Les entreprises d'investissement, les groupes de défense des consommateurs et autres entités financières sont encouragés à fournir des commentaires, que l'ESMA prendra en compte lors de la préparation de ses conseils techniques à la Commission.
Si elle est approuvée, l’inclusion d’actifs cryptographiques dans les OPCVM pourrait changer la donne pour le secteur. Selon Nicolas Streschinsky, responsable de DeFi chez Trilitech, un hub de R&D et d'entrepreneurs blockchain de Tezos,
« L'inclusion d'un pourcentage – probablement faible – d'actifs cryptographiques dans certains fonds OPCVM pourrait être un autre catalyseur pour élargir la base de détenteurs d'actifs cryptographiques, en particulier les jetons utilitaires utilisés pour payer les frais de transaction sur les principales blockchains. »
L’impact potentiel de cette décision est important, car elle pourrait permettre un accès plus large aux crypto-monnaies via un marché plus vaste que les ETF Bitcoin au comptant récemment approuvés aux États-Unis et à Hong Kong.
Andrea Pantaleo, avocat spécialisé dans la réglementation et les litiges cryptographiques chez DLA Piper, a noté que « l'autorisation n'est pas requise à chaque fois qu'un fonds investit dans des crypto-actifs, ce qui bénéficierait également à la liquidité du marché ».
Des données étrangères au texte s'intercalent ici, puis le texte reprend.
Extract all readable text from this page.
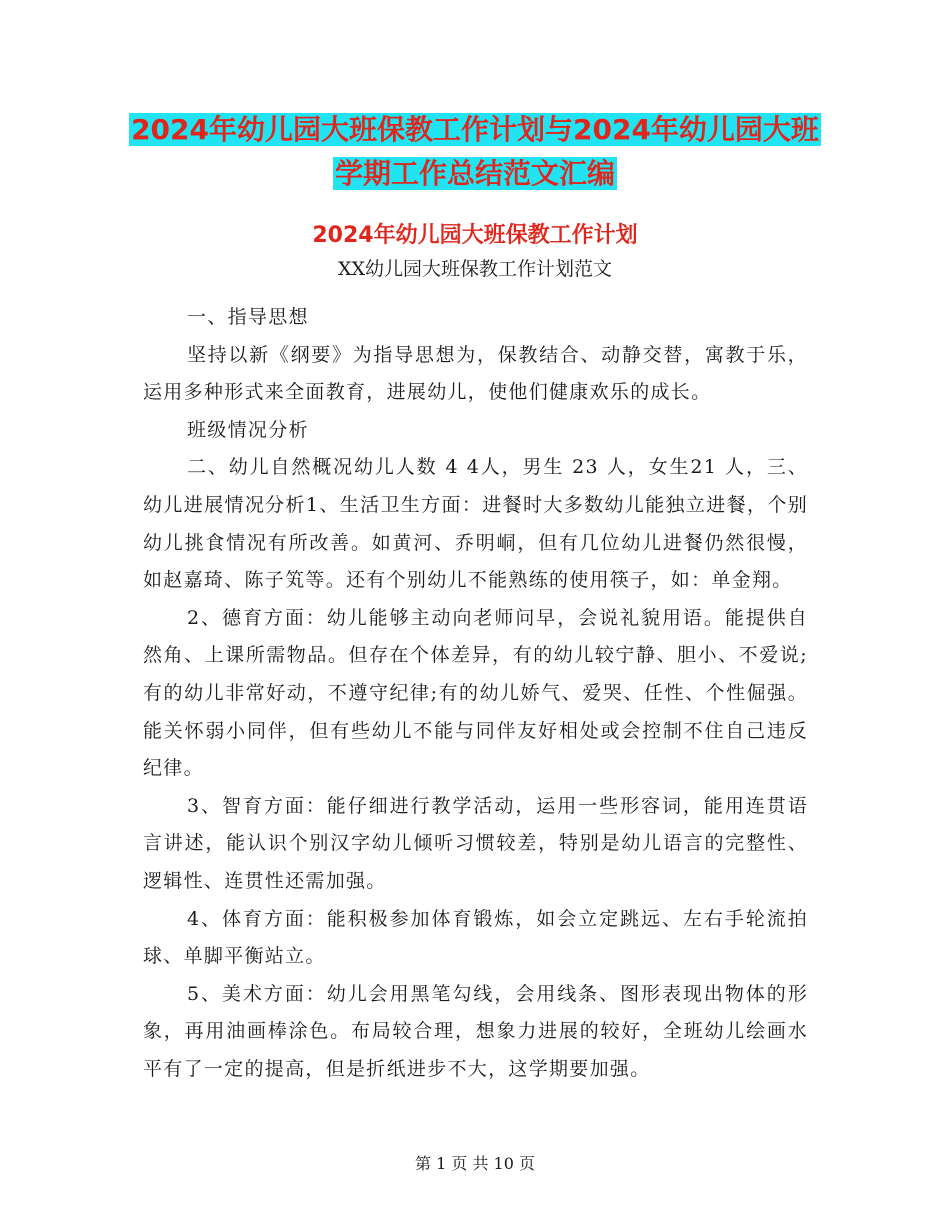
2024年幼儿园大班保教工作计划与2024年幼儿园大班
学期工作总结范文汇编
2024年幼儿园大班保教工作计划
XX幼儿园大班保教工作计划范文

一、指导思想

坚持以新《纲要》为指导思想为，保教结合、动静交替，寓教于乐，运用多种形式来全面教育，进展幼儿，使他们健康欢乐的成长。

班级情况分析

二、幼儿自然概况幼儿人数 4 4人，男生 23 人，女生21 人，三、幼儿进展情况分析1、生活卫生方面：进餐时大多数幼儿能独立进餐，个别幼儿挑食情况有所改善。如黄河、乔明峒，但有几位幼儿进餐仍然很慢，如赵嘉琦、陈子笂等。还有个别幼儿不能熟练的使用筷子，如：单金翔。

2、德育方面：幼儿能够主动向老师问早，会说礼貌用语。能提供自然角、上课所需物品。但存在个体差异，有的幼儿较宁静、胆小、不爱说;有的幼儿非常好动，不遵守纪律;有的幼儿娇气、爱哭、任性、个性倔强。能关怀弱小同伴，但有些幼儿不能与同伴友好相处或会控制不住自己违反纪律。

3、智育方面：能仔细进行教学活动，运用一些形容词，能用连贯语言讲述，能认识个别汉字幼儿倾听习惯较差，特别是幼儿语言的完整性、逻辑性、连贯性还需加强。

4、体育方面：能积极参加体育锻炼，如会立定跳远、左右手轮流拍球、单脚平衡站立。

5、美术方面：幼儿会用黑笔勾线，会用线条、图形表现出物体的形象，再用油画棒涂色。布局较合理，想象力进展的较好，全班幼儿绘画水平有了一定的提高，但是折纸进步不大，这学期要加强。

第 1 页 共 10 页
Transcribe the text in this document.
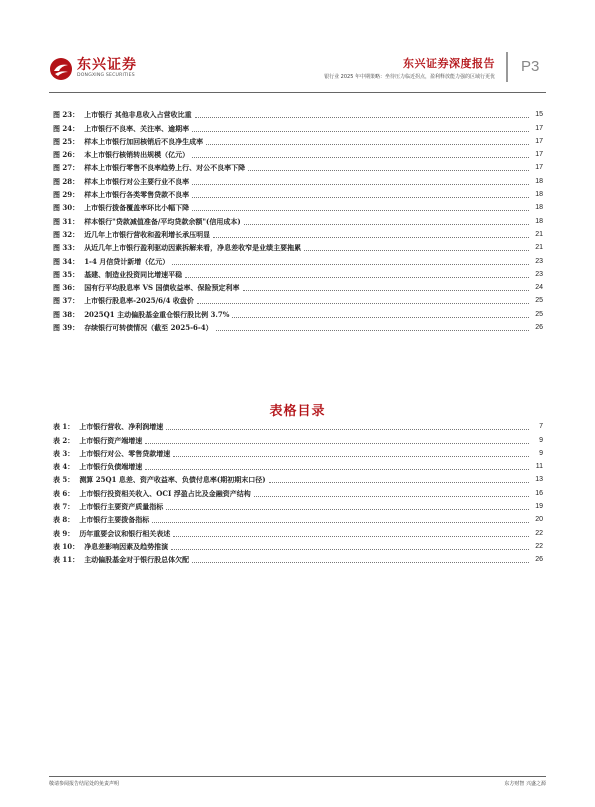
东兴证券
DONGXING SECURITIES
东兴证券深度报告
银行业 2025 年中期策略：坐待压力临近拐点，盈利释放能力强的区域行更优
P3
图 23： 上市银行 其他非息收入占营收比重	15
图 24： 上市银行不良率、关注率、逾期率	17
图 25： 样本上市银行加回核销后不良净生成率	17
图 26： 本上市银行核销转出规模（亿元）	17
图 27： 样本上市银行零售不良率趋势上行、对公不良率下降	17
图 28： 样本上市银行对公主要行业不良率	18
图 29： 样本上市银行各类零售贷款不良率	18
图 30： 上市银行拨备覆盖率环比小幅下降	18
图 31： 样本银行"贷款减值准备/平均贷款余额"(信用成本)	18
图 32： 近几年上市银行营收和盈利增长承压明显	21
图 33： 从近几年上市银行盈利驱动因素拆解来看，净息差收窄是业绩主要拖累	21
图 34： 1-4 月信贷计新增（亿元）	23
图 35： 基建、制造业投资同比增速平稳	23
图 36： 国有行平均股息率 VS 国债收益率、保险预定利率	24
图 37： 上市银行股息率-2025/6/4 收盘价	25
图 38： 2025Q1 主动偏股基金重仓银行股比例 3.7%	25
图 39： 存续银行可转债情况（截至 2025-6-4）	26
表格目录
表 1： 上市银行营收、净利润增速	7
表 2： 上市银行资产端增速	9
表 3： 上市银行对公、零售贷款增速	9
表 4： 上市银行负债端增速	11
表 5： 测算 25Q1 息差、资产收益率、负债付息率(期初期末口径)	13
表 6： 上市银行投资相关收入、OCI 浮盈占比及金融资产结构	16
表 7： 上市银行主要资产质量指标	19
表 8： 上市银行主要拨备指标	20
表 9： 历年重要会议和银行相关表述	22
表 10： 净息差影响因素及趋势推演	22
表 11： 主动偏股基金对于银行股总体欠配	26
敬请参阅报告结尾处的免责声明	东方财智 兴盛之源
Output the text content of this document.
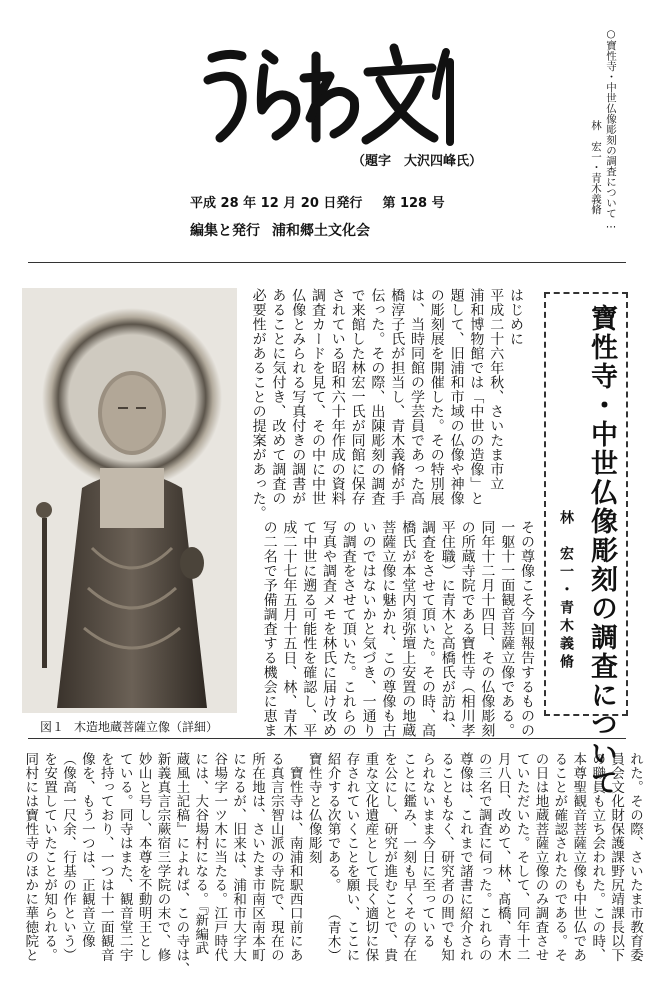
（題字　大沢四峰氏）
平成 28 年 12 月 20 日発行 第 128 号
編集と発行 浦和郷土文化会
○寶性寺・中世仏像彫刻の調査について…
林　宏一・青木義脩
図１ 木造地蔵菩薩立像（詳細）	寶性寺・中世仏像彫刻の調査について
林　宏一・青木義脩
はじめに
平成二十六年秋、さいたま市立
浦和博物館では「中世の造像」と
題して、旧浦和市域の仏像や神像
の彫刻展を開催した。その特別展
は、当時同館の学芸員であった高
橋淳子氏が担当し、青木義脩が手
伝った。その際、出陳彫刻の調査
で来館した林宏一氏が同館に保存
されている昭和六十年作成の資料
調査カードを見て、その中に中世
仏像とみられる写真付きの調書が
あることに気付き、改めて調査の
必要性があることの提案があった。
その尊像こそ今回報告するものの
一躯十一面観音菩薩立像である。
同年十二月十四日、その仏像彫刻
の所蔵寺院である寶性寺（相川孝
平住職）に青木と高橋氏が訪ね、
調査をさせて頂いた。その時、高
橋氏が本堂内須弥壇上安置の地蔵
菩薩立像に魅かれ、この尊像も古
いのではないかと気づき、一通り
の調査をさせて頂いた。これらの
写真や調査メモを林氏に届け改め
て中世に遡る可能性を確認し、平
成二十七年五月十五日、林、青木
の二名で予備調査する機会に恵ま
れた。その際、さいたま市教育委
員会文化財保護課野尻靖課長以下
の職員も立ち会われた。この時、
本尊聖観音菩薩立像も中世仏であ
ることが確認されたのである。そ
の日は地蔵菩薩立像のみ調査させ
ていただいた。そして、同年十二
月八日、改めて、林、髙橋、青木
の三名で調査に伺った。これらの
尊像は、これまで諸書に紹介され
ることもなく、研究者の間でも知
られないまま今日に至っている
ことに鑑み、一刻も早くその存在
を公にし、研究が進むことで、貴
重な文化遺産として長く適切に保
存されていくことを願い、ここに
紹介する次第である。　　（青木）
寶性寺と仏像彫刻
　寶性寺は、南浦和駅西口前にあ
る真言宗智山派の寺院で、現在の
所在地は、さいたま市南区南本町
になるが、旧来は、浦和市大字大
谷場字一ツ木に当たる。江戸時代
には、大谷場村になる。『新編武
蔵風土記稿』によれば、この寺は、
新義真言宗蕨宿三学院の末で、修
妙山と号し、本尊を不動明王とし
ている。同寺はまた、観音堂二宇
を持っており、一つは十一面観音
像を、もう一つは、正観音立像
（像高一尺余、行基の作という）
を安置していたことが知られる。
同村には寶性寺のほかに華徳院と
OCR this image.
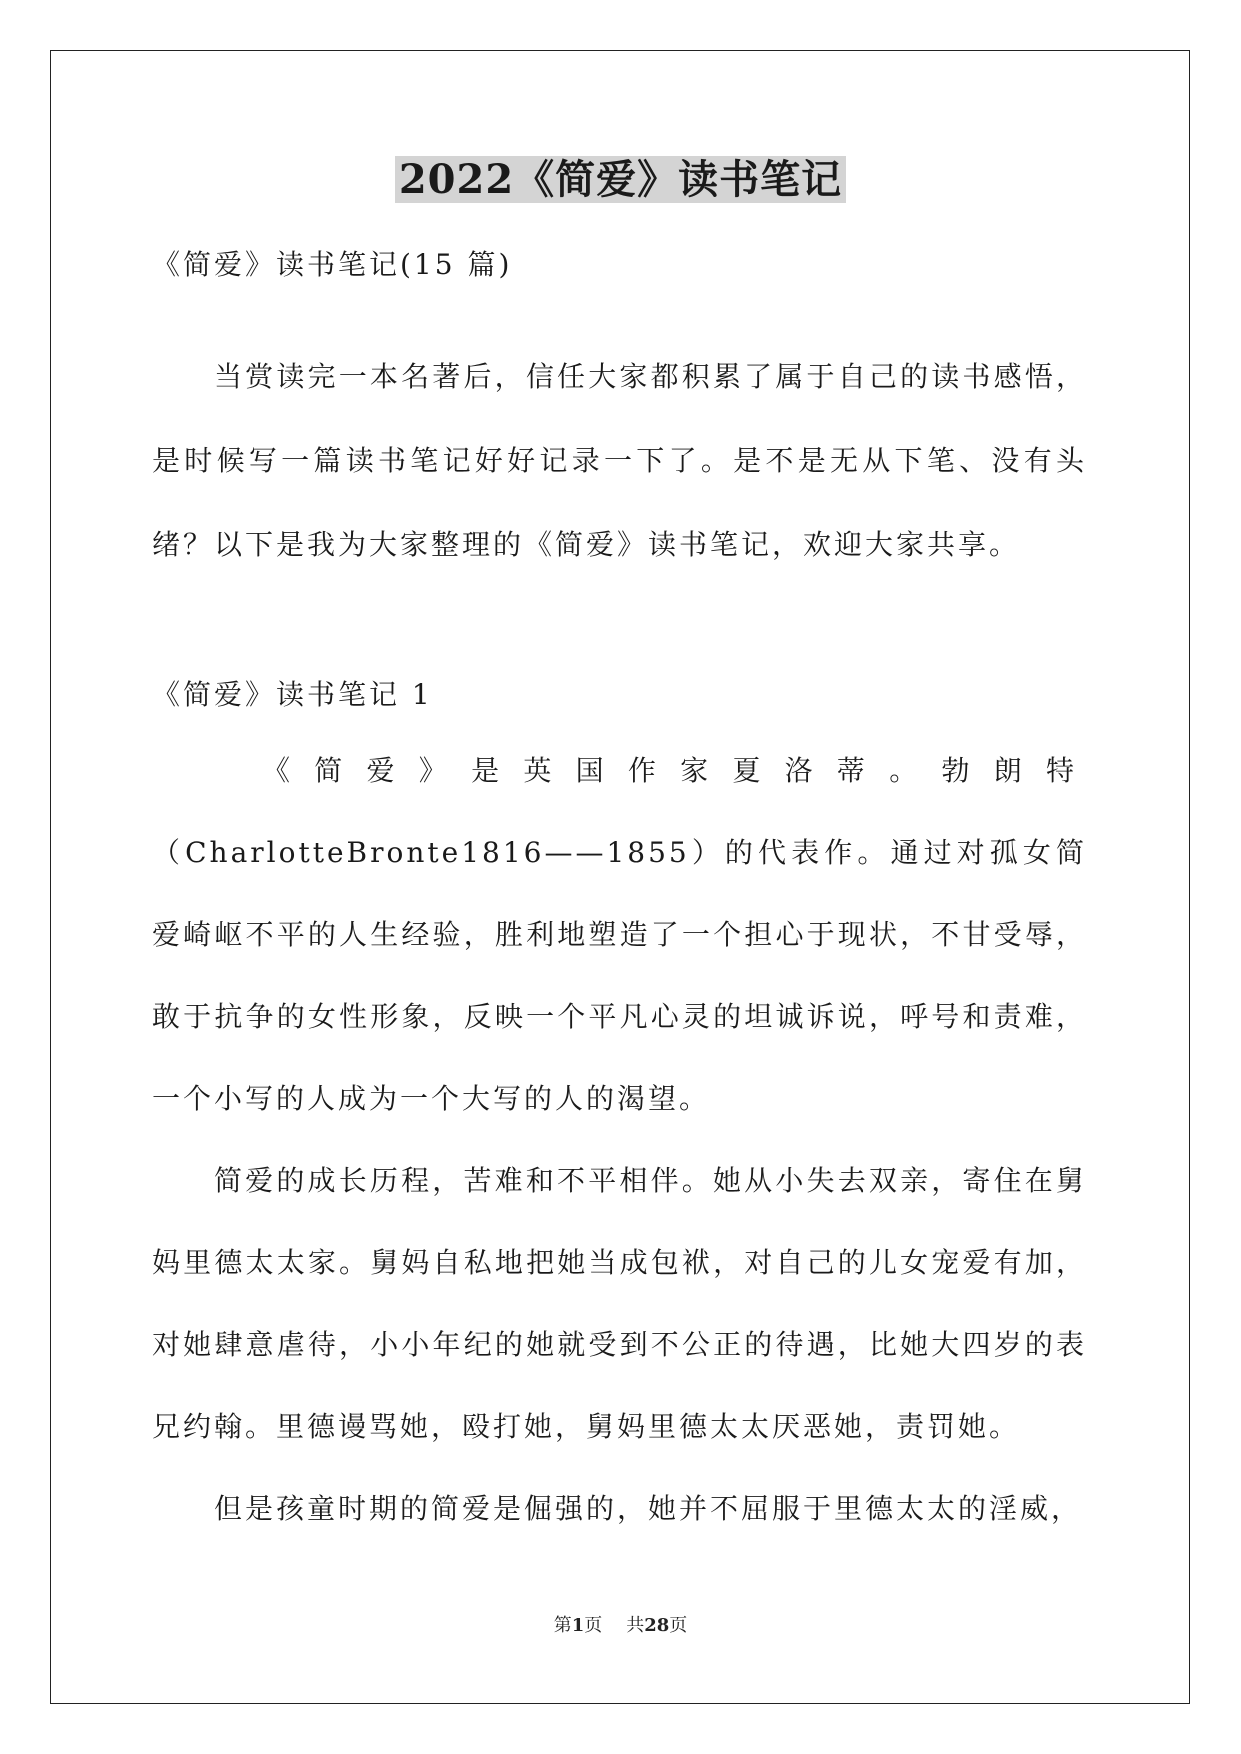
2022《简爱》读书笔记
《简爱》读书笔记(15 篇)

当赏读完一本名著后，信任大家都积累了属于自己的读书感悟，是时候写一篇读书笔记好好记录一下了。是不是无从下笔、没有头绪？以下是我为大家整理的《简爱》读书笔记，欢迎大家共享。

《简爱》读书笔记 1
《 简 爱 》 是 英 国 作 家 夏 洛 蒂 。 勃 朗 特

（CharlotteBronte1816——1855）的代表作。通过对孤女简爱崎岖不平的人生经验，胜利地塑造了一个担心于现状，不甘受辱，敢于抗争的女性形象，反映一个平凡心灵的坦诚诉说，呼号和责难，一个小写的人成为一个大写的人的渴望。

简爱的成长历程，苦难和不平相伴。她从小失去双亲，寄住在舅妈里德太太家。舅妈自私地把她当成包袱，对自己的儿女宠爱有加，对她肆意虐待，小小年纪的她就受到不公正的待遇，比她大四岁的表兄约翰。里德谩骂她，殴打她，舅妈里德太太厌恶她，责罚她。

但是孩童时期的简爱是倔强的，她并不屈服于里德太太的淫威，

第1页 共28页
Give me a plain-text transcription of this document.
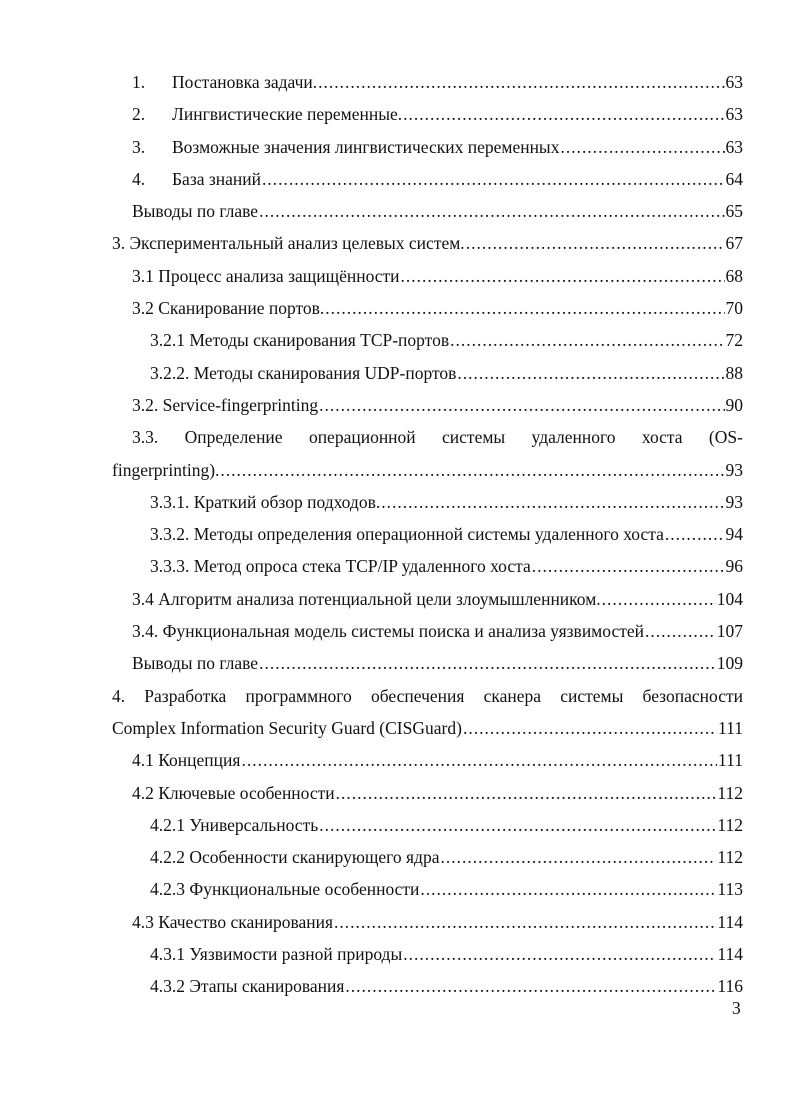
1.	Постановка задачи. .....	63
2.	Лингвистические переменные. .....	63
3.	Возможные значения лингвистических переменных .....	63
4.	База знаний .....	64
Выводы по главе .....	65
3. Экспериментальный анализ целевых систем. .....	67
3.1 Процесс анализа защищённости .....	68
3.2 Сканирование портов. .....	70
3.2.1 Методы сканирования TCP-портов .....	72
3.2.2. Методы сканирования UDP-портов .....	88
3.2. Service-fingerprinting .....	90
3.3. Определение операционной системы удаленного хоста (OS-
fingerprinting). .....	93
3.3.1. Краткий обзор подходов. .....	93
3.3.2. Методы определения операционной системы удаленного хоста .....	94
3.3.3. Метод опроса стека TCP/IP удаленного хоста .....	96
3.4 Алгоритм анализа потенциальной цели злоумышленником. .....	104
3.4. Функциональная модель системы поиска и анализа уязвимостей .....	107
Выводы по главе .....	109
4. Разработка программного обеспечения сканера системы безопасности
Complex Information Security Guard (CISGuard) .....	111
4.1 Концепция .....	111
4.2 Ключевые особенности .....	112
4.2.1 Универсальность .....	112
4.2.2 Особенности сканирующего ядра .....	112
4.2.3 Функциональные особенности .....	113
4.3 Качество сканирования .....	114
4.3.1 Уязвимости разной природы .....	114
4.3.2 Этапы сканирования .....	116
3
Cependant, il reste encore des obstacles à surmonter avant que les actifs cryptographiques puissent être inclus dans le cadre des OPCVM.
Pantaleo a souligné que la réglementation sur les banques dépositaires de fonds devrait être coordonnée avec la conservation des crypto-actifs, et que le prochain cadre juridique de l'UE pour la cryptographie, connu sous le nom de réglementation des marchés de crypto-actifs (MiCA), influencera probablement la manière dont ces actifs sont réglementés. au sein des OPCVM.